In this regard, cooperatives envisage a model that targets social development and requires solidarity and cooperation.
Furthermore, social cooperatives have started to attract a lot of attention among cooperative models in terms of combining the aim of creating social benefit and the entrepreneurial spirit of for-profit organizations. As a social entrepreneurship model, many EU nations have established legislative grounds for social cooperatives.
Social cooperatives focus on encouraging the integration of disadvantaged individuals, particularly those with disabilities, immigrants and people suffering from long-term unemployment into society and business life, as well as providing them with social, health, education and environmental services.
In social cooperatives, power flows bottom-up rather than top-down with a democratic structure including the members in the decision-making process.
Social cooperatives targeting public interest do not seek profit. They focus on creating social added value rather than material added value.
Article 171 of the Constitution of the Republic of Turkey requires the State to take measures to ensure the development of cooperativism. Accordingly, the Ministry of Trade has been tasked to develop cooperativism within the framework of legal regulations such as the Law on Cooperatives No. 1163. Particularly in the last few years (with the effect of issues that have arisen with the arrival of Syrian refugees in Turkey), public-led projects have emphasised the need to support economic and social functions, such as social cooperatives creating new employment areas, developing a culture of entrepreneurship and cooperation, increasing social capital, fairer distribution of income, and reducing poverty.
Although there is currently no special legislation for social cooperatives in Turkey, a social entrepreneurship model can be established and enforced with existing legal regulations (e.g., Law on Cooperatives and the Turkish Commercial Code). For instance, the SADA Women’s Cooperative for Production and Business was established this year by Turkish, Syrian, Iraqi, Afghan and Iranian women under the “Strengthening the Resilience of Syrian Women and Girls” project in partnership with UN Women, ASAM and ILO. SADA will produce packaging, textiles and regional culinary products and will thus provide both employment and income to the women under its roof.

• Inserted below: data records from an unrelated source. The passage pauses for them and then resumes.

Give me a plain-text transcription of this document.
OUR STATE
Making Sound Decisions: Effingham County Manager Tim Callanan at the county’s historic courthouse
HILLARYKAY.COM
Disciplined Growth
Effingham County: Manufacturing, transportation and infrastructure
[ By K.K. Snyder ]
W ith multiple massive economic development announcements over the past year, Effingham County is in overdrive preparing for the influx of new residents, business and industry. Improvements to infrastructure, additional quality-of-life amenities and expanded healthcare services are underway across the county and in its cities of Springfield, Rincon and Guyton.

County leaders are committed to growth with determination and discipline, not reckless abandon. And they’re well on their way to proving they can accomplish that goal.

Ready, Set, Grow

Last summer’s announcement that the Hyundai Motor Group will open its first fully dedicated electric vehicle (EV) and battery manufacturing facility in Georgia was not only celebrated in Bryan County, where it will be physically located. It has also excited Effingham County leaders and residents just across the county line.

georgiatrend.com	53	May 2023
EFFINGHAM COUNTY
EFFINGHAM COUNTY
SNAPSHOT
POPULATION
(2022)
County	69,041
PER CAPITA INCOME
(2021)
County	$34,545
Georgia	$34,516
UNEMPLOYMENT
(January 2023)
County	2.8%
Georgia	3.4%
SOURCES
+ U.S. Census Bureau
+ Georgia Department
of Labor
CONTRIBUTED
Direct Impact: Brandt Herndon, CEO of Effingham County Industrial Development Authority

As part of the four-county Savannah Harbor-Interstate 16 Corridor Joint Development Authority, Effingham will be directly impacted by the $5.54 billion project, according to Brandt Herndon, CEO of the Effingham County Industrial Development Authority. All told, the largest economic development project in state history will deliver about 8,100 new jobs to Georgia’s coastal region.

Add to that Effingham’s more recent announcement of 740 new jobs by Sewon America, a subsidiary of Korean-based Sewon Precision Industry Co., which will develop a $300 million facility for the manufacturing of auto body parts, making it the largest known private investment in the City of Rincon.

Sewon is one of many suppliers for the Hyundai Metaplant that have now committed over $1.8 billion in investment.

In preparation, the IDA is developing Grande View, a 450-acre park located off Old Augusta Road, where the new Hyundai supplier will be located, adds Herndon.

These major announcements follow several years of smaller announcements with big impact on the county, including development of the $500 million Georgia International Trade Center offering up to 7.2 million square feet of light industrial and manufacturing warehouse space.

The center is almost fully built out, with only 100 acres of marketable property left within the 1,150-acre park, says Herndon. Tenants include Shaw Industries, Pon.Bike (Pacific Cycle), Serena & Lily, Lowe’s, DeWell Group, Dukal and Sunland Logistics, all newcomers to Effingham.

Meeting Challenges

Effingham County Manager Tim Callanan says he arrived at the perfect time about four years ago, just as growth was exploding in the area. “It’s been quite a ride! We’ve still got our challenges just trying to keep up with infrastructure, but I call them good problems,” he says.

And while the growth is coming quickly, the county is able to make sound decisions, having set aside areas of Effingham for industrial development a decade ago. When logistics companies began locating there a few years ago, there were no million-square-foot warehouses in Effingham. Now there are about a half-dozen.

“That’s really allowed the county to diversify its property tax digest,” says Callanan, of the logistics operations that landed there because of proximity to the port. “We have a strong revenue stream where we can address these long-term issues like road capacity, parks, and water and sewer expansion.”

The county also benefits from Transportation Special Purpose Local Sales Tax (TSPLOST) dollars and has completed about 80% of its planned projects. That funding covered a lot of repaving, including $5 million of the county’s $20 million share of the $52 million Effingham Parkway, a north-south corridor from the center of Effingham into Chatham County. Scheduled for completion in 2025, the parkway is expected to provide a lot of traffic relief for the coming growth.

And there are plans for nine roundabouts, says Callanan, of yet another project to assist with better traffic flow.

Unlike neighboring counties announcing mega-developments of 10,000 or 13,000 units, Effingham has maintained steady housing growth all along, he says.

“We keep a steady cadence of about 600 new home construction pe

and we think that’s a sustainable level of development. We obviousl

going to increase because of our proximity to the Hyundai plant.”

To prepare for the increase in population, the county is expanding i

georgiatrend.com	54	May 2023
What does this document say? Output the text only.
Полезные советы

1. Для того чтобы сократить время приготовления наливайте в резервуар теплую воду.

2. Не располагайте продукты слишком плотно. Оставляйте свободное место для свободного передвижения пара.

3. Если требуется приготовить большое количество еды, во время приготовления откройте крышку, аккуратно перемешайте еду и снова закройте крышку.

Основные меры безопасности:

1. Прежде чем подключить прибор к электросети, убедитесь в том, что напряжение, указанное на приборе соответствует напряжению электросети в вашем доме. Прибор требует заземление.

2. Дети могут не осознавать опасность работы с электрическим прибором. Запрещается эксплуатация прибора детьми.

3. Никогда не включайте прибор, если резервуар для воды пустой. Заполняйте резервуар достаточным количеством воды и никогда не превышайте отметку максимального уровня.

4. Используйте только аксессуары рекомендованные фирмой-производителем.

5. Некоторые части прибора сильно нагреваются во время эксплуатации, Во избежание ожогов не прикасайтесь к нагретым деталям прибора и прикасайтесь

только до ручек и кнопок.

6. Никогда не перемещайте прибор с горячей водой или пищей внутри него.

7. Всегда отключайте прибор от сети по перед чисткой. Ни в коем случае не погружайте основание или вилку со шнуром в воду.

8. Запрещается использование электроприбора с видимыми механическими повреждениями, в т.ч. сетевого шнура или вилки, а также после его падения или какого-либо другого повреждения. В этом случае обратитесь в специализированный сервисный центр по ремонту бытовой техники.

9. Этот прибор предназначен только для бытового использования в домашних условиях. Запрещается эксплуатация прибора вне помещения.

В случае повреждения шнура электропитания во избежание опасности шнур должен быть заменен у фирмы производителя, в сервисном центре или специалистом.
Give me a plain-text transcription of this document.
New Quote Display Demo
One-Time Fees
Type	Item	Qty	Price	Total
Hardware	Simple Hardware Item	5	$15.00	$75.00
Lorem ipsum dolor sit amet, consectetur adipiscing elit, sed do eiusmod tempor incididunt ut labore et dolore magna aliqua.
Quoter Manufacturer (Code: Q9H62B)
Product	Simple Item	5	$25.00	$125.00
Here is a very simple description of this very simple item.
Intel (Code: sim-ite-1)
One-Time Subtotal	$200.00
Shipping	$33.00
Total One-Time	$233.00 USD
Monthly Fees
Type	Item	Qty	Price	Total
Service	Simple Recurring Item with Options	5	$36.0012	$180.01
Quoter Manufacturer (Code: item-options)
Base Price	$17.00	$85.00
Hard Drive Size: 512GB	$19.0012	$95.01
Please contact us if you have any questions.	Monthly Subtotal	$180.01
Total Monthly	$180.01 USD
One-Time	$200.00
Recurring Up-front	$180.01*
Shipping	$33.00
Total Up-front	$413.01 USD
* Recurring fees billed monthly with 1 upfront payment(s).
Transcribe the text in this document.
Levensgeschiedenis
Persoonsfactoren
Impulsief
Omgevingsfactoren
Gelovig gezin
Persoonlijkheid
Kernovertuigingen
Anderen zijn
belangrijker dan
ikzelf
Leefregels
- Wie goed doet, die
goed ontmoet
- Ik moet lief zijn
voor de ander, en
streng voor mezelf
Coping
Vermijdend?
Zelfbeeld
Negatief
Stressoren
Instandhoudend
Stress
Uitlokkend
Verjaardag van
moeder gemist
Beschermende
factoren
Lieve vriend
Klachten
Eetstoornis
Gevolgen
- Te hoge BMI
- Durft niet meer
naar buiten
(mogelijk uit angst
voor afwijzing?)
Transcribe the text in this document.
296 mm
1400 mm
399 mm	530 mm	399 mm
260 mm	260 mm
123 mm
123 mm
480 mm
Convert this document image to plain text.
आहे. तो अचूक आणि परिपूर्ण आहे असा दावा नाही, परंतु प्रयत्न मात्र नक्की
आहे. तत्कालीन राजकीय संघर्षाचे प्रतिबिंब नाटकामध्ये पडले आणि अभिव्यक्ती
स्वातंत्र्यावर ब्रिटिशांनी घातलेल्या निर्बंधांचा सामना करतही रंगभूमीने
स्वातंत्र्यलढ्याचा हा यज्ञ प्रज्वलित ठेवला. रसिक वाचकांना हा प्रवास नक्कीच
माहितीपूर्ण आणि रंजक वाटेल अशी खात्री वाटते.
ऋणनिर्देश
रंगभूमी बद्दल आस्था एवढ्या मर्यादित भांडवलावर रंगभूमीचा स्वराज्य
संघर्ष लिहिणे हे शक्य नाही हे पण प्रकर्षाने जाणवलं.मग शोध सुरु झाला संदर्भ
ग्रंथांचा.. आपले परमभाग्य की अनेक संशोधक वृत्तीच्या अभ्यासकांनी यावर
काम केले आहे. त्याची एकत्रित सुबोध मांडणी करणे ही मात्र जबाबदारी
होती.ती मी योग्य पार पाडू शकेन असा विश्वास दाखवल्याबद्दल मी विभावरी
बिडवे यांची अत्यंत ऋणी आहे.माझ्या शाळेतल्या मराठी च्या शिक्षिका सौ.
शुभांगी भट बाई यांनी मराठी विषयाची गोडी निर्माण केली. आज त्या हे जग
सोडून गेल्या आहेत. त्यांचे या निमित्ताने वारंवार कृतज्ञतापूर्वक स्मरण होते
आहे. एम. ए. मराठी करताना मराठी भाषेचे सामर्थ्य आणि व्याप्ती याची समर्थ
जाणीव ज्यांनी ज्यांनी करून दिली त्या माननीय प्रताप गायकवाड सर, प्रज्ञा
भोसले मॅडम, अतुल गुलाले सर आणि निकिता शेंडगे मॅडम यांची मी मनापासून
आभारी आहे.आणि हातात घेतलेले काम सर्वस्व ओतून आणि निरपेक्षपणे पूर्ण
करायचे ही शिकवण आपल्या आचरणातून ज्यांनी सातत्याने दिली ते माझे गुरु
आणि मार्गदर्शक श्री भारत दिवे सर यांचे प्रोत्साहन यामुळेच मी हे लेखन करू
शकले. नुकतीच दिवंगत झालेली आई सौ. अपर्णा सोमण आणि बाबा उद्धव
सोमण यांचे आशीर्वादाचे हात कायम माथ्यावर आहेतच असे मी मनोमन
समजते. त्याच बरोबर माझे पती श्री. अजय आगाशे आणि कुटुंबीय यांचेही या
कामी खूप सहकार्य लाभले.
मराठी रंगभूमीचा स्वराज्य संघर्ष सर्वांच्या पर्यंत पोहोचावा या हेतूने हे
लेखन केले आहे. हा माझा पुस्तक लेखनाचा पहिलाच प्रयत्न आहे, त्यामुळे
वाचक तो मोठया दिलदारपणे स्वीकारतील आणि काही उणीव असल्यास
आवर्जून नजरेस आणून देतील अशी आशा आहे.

Models such as social cooperatives should be used to strengthen disadvantaged groups such as refugees, to integrate them into society, and to support their livelihoods through employment. This model is particularly suitable for ensuring the sustainability of the targets and impacts of the projects carried out with financing from non-governmental organizations. The use of social cooperatives will also have a positive impact on the elimination of concerns that may arise in terms of accountability and transparency from the institutions and/or organizations providing financing.